La savate autorise poings et pieds, mais uniquement chaussés, et interdit les coups de tibia et de genou. Elle se caractérise par des coups de pied précis et un vocabulaire technique propre, fouetté, chassé, revers. Codifiée au dix-neuvième siècle par Charles Lecour puis Joseph Charlemont, elle occupe une position intermédiaire entre boxe anglaise et boxes asiatiques.

Boxe thaïlandaise

Le muay-thaï autorise huit surfaces de frappe : poings, pieds, genoux et coudes, ainsi que le corps à corps avec saisie de la nuque, appelé clinch. C'est la discipline de percussion la plus complète, et la posture y est plus haute et plus frontale qu'en boxe anglaise, pour permettre les défenses de jambes.

Karaté et disciplines codifiées

Le karaté sportif compte les points sur des techniques contrôlées, la puissance étant maîtrisée avant l'impact. Le taekwondo privilégie les jambes et protège le tronc par un plastron électronique.
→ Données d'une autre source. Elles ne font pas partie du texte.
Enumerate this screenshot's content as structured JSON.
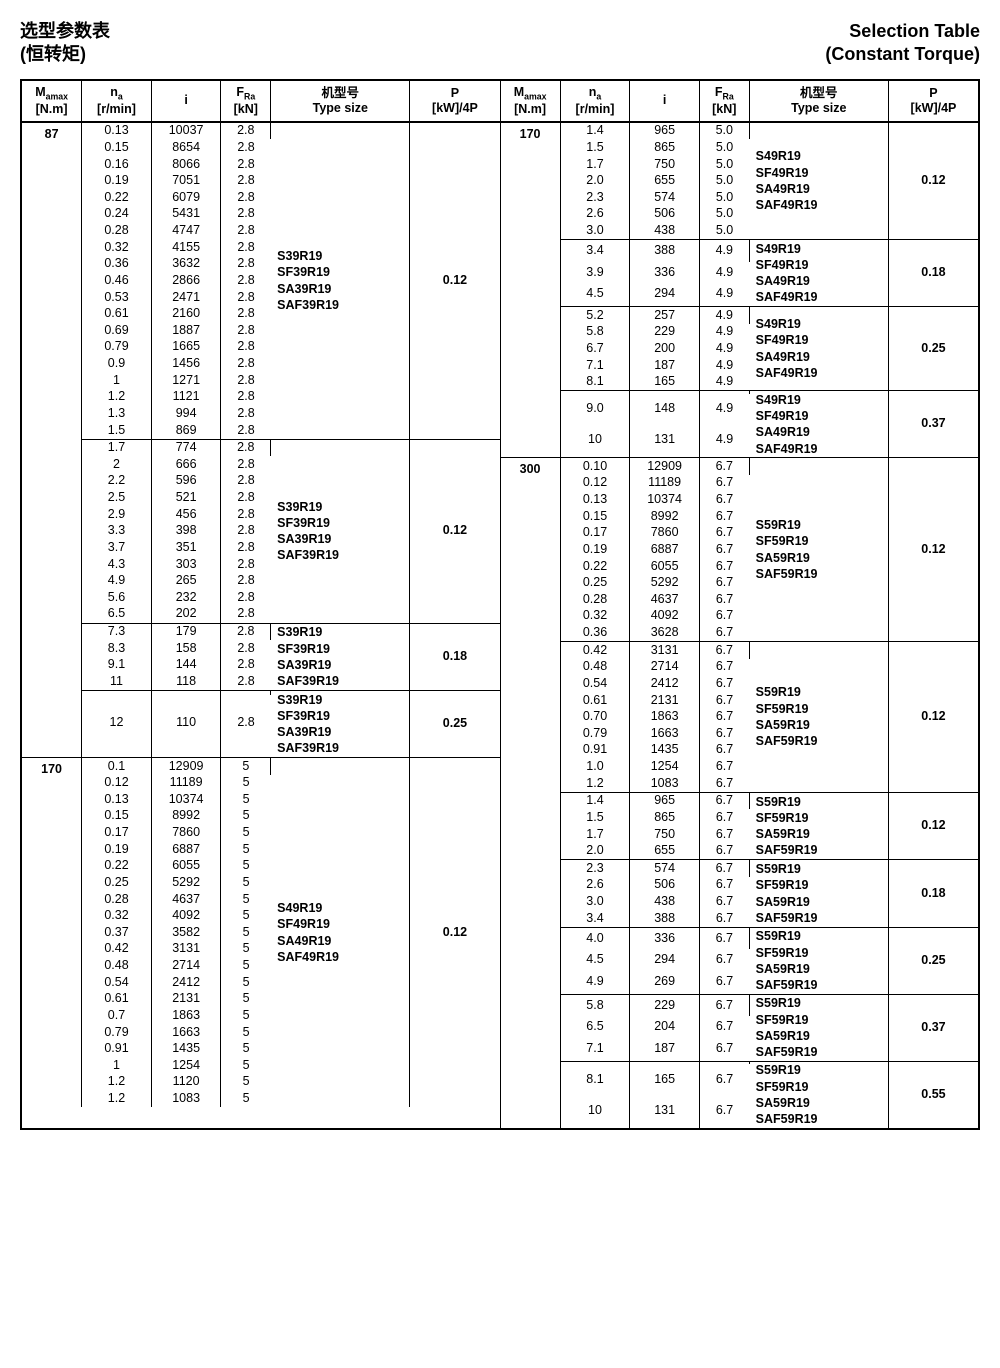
{
  "titles": {
    "left_cn_1": "选型参数表",
    "left_cn_2": "(恒转矩)",
    "right_en_1": "Selection Table",
    "right_en_2": "(Constant Torque)"
  },
  "headers": {
    "M": "M",
    "M_sub": "amax",
    "M_unit": "[N.m]",
    "n": "n",
    "n_sub": "a",
    "n_unit": "[r/min]",
    "i": "i",
    "F": "F",
    "F_sub": "Ra",
    "F_unit": "[kN]",
    "type_cn": "机型号",
    "type_en": "Type size",
    "P": "P",
    "P_unit": "[kW]/4P"
  },
  "types": {
    "s39": "S39R19\nSF39R19\nSA39R19\nSAF39R19",
    "s49": "S49R19\nSF49R19\nSA49R19\nSAF49R19",
    "s59": "S59R19\nSF59R19\nSA59R19\nSAF59R19"
  },
  "leftGroups": [
    {
      "mamax": "87",
      "type": "s39",
      "p": "0.12",
      "topSep": true,
      "rows": [
        [
          "0.13",
          "10037",
          "2.8"
        ],
        [
          "0.15",
          "8654",
          "2.8"
        ],
        [
          "0.16",
          "8066",
          "2.8"
        ],
        [
          "0.19",
          "7051",
          "2.8"
        ],
        [
          "0.22",
          "6079",
          "2.8"
        ],
        [
          "0.24",
          "5431",
          "2.8"
        ],
        [
          "0.28",
          "4747",
          "2.8"
        ],
        [
          "0.32",
          "4155",
          "2.8"
        ],
        [
          "0.36",
          "3632",
          "2.8"
        ],
        [
          "0.46",
          "2866",
          "2.8"
        ],
        [
          "0.53",
          "2471",
          "2.8"
        ],
        [
          "0.61",
          "2160",
          "2.8"
        ],
        [
          "0.69",
          "1887",
          "2.8"
        ],
        [
          "0.79",
          "1665",
          "2.8"
        ],
        [
          "0.9",
          "1456",
          "2.8"
        ],
        [
          "1",
          "1271",
          "2.8"
        ],
        [
          "1.2",
          "1121",
          "2.8"
        ],
        [
          "1.3",
          "994",
          "2.8"
        ],
        [
          "1.5",
          "869",
          "2.8"
        ]
      ]
    },
    {
      "mamax": "",
      "type": "s39",
      "p": "0.12",
      "rows": [
        [
          "1.7",
          "774",
          "2.8"
        ],
        [
          "2",
          "666",
          "2.8"
        ],
        [
          "2.2",
          "596",
          "2.8"
        ],
        [
          "2.5",
          "521",
          "2.8"
        ],
        [
          "2.9",
          "456",
          "2.8"
        ],
        [
          "3.3",
          "398",
          "2.8"
        ],
        [
          "3.7",
          "351",
          "2.8"
        ],
        [
          "4.3",
          "303",
          "2.8"
        ],
        [
          "4.9",
          "265",
          "2.8"
        ],
        [
          "5.6",
          "232",
          "2.8"
        ],
        [
          "6.5",
          "202",
          "2.8"
        ]
      ]
    },
    {
      "mamax": "",
      "type": "s39",
      "p": "0.18",
      "rows": [
        [
          "7.3",
          "179",
          "2.8"
        ],
        [
          "8.3",
          "158",
          "2.8"
        ],
        [
          "9.1",
          "144",
          "2.8"
        ],
        [
          "11",
          "118",
          "2.8"
        ]
      ]
    },
    {
      "mamax": "",
      "type": "s39",
      "p": "0.25",
      "rows": [
        [
          "12",
          "110",
          "2.8"
        ]
      ],
      "minRows": 4
    },
    {
      "mamax": "170",
      "type": "s49",
      "p": "0.12",
      "heavy": true,
      "rows": [
        [
          "0.1",
          "12909",
          "5"
        ],
        [
          "0.12",
          "11189",
          "5"
        ],
        [
          "0.13",
          "10374",
          "5"
        ],
        [
          "0.15",
          "8992",
          "5"
        ],
        [
          "0.17",
          "7860",
          "5"
        ],
        [
          "0.19",
          "6887",
          "5"
        ],
        [
          "0.22",
          "6055",
          "5"
        ],
        [
          "0.25",
          "5292",
          "5"
        ],
        [
          "0.28",
          "4637",
          "5"
        ],
        [
          "0.32",
          "4092",
          "5"
        ],
        [
          "0.37",
          "3582",
          "5"
        ],
        [
          "0.42",
          "3131",
          "5"
        ],
        [
          "0.48",
          "2714",
          "5"
        ],
        [
          "0.54",
          "2412",
          "5"
        ],
        [
          "0.61",
          "2131",
          "5"
        ],
        [
          "0.7",
          "1863",
          "5"
        ],
        [
          "0.79",
          "1663",
          "5"
        ],
        [
          "0.91",
          "1435",
          "5"
        ],
        [
          "1",
          "1254",
          "5"
        ],
        [
          "1.2",
          "1120",
          "5"
        ],
        [
          "1.2",
          "1083",
          "5"
        ]
      ]
    }
  ],
  "rightGroups": [
    {
      "mamax": "170",
      "type": "s49",
      "p": "0.12",
      "topSep": true,
      "rows": [
        [
          "1.4",
          "965",
          "5.0"
        ],
        [
          "1.5",
          "865",
          "5.0"
        ],
        [
          "1.7",
          "750",
          "5.0"
        ],
        [
          "2.0",
          "655",
          "5.0"
        ],
        [
          "2.3",
          "574",
          "5.0"
        ],
        [
          "2.6",
          "506",
          "5.0"
        ],
        [
          "3.0",
          "438",
          "5.0"
        ]
      ]
    },
    {
      "mamax": "",
      "type": "s49",
      "p": "0.18",
      "rows": [
        [
          "3.4",
          "388",
          "4.9"
        ],
        [
          "3.9",
          "336",
          "4.9"
        ],
        [
          "4.5",
          "294",
          "4.9"
        ]
      ],
      "minRows": 4
    },
    {
      "mamax": "",
      "type": "s49",
      "p": "0.25",
      "rows": [
        [
          "5.2",
          "257",
          "4.9"
        ],
        [
          "5.8",
          "229",
          "4.9"
        ],
        [
          "6.7",
          "200",
          "4.9"
        ],
        [
          "7.1",
          "187",
          "4.9"
        ],
        [
          "8.1",
          "165",
          "4.9"
        ]
      ]
    },
    {
      "mamax": "",
      "type": "s49",
      "p": "0.37",
      "rows": [
        [
          "9.0",
          "148",
          "4.9"
        ],
        [
          "10",
          "131",
          "4.9"
        ]
      ],
      "minRows": 4
    },
    {
      "mamax": "300",
      "type": "s59",
      "p": "0.12",
      "heavy": true,
      "rows": [
        [
          "0.10",
          "12909",
          "6.7"
        ],
        [
          "0.12",
          "11189",
          "6.7"
        ],
        [
          "0.13",
          "10374",
          "6.7"
        ],
        [
          "0.15",
          "8992",
          "6.7"
        ],
        [
          "0.17",
          "7860",
          "6.7"
        ],
        [
          "0.19",
          "6887",
          "6.7"
        ],
        [
          "0.22",
          "6055",
          "6.7"
        ],
        [
          "0.25",
          "5292",
          "6.7"
        ],
        [
          "0.28",
          "4637",
          "6.7"
        ],
        [
          "0.32",
          "4092",
          "6.7"
        ],
        [
          "0.36",
          "3628",
          "6.7"
        ]
      ]
    },
    {
      "mamax": "",
      "type": "s59",
      "p": "0.12",
      "rows": [
        [
          "0.42",
          "3131",
          "6.7"
        ],
        [
          "0.48",
          "2714",
          "6.7"
        ],
        [
          "0.54",
          "2412",
          "6.7"
        ],
        [
          "0.61",
          "2131",
          "6.7"
        ],
        [
          "0.70",
          "1863",
          "6.7"
        ],
        [
          "0.79",
          "1663",
          "6.7"
        ],
        [
          "0.91",
          "1435",
          "6.7"
        ],
        [
          "1.0",
          "1254",
          "6.7"
        ],
        [
          "1.2",
          "1083",
          "6.7"
        ]
      ]
    },
    {
      "mamax": "",
      "type": "s59",
      "p": "0.12",
      "rows": [
        [
          "1.4",
          "965",
          "6.7"
        ],
        [
          "1.5",
          "865",
          "6.7"
        ],
        [
          "1.7",
          "750",
          "6.7"
        ],
        [
          "2.0",
          "655",
          "6.7"
        ]
      ]
    },
    {
      "mamax": "",
      "type": "s59",
      "p": "0.18",
      "rows": [
        [
          "2.3",
          "574",
          "6.7"
        ],
        [
          "2.6",
          "506",
          "6.7"
        ],
        [
          "3.0",
          "438",
          "6.7"
        ],
        [
          "3.4",
          "388",
          "6.7"
        ]
      ]
    },
    {
      "mamax": "",
      "type": "s59",
      "p": "0.25",
      "rows": [
        [
          "4.0",
          "336",
          "6.7"
        ],
        [
          "4.5",
          "294",
          "6.7"
        ],
        [
          "4.9",
          "269",
          "6.7"
        ]
      ],
      "minRows": 4
    },
    {
      "mamax": "",
      "type": "s59",
      "p": "0.37",
      "rows": [
        [
          "5.8",
          "229",
          "6.7"
        ],
        [
          "6.5",
          "204",
          "6.7"
        ],
        [
          "7.1",
          "187",
          "6.7"
        ]
      ],
      "minRows": 4
    },
    {
      "mamax": "",
      "type": "s59",
      "p": "0.55",
      "rows": [
        [
          "8.1",
          "165",
          "6.7"
        ],
        [
          "10",
          "131",
          "6.7"
        ]
      ],
      "minRows": 4
    }
  ]
}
Le kick-boxing et le full-contact occupent des positions intermédiaires selon les fédérations. Chacune de ces règles produit une gestuelle différente, et un pratiquant transposé d'une discipline à l'autre doit reconstruire sa distance.

Protections

Les bandes de maintien, enroulées autour du poignet et des métacarpiens, comptent davantage que le gant pour prévenir les fractures : elles solidarisent les os entre eux. Le gant, lui, protège surtout celui qui reçoit, en répartissant l'impact sur une surface plus large. Le protège-dents, enfin, réduit les fractures de mâchoire et, en amortissant la transmission, une partie des commotions.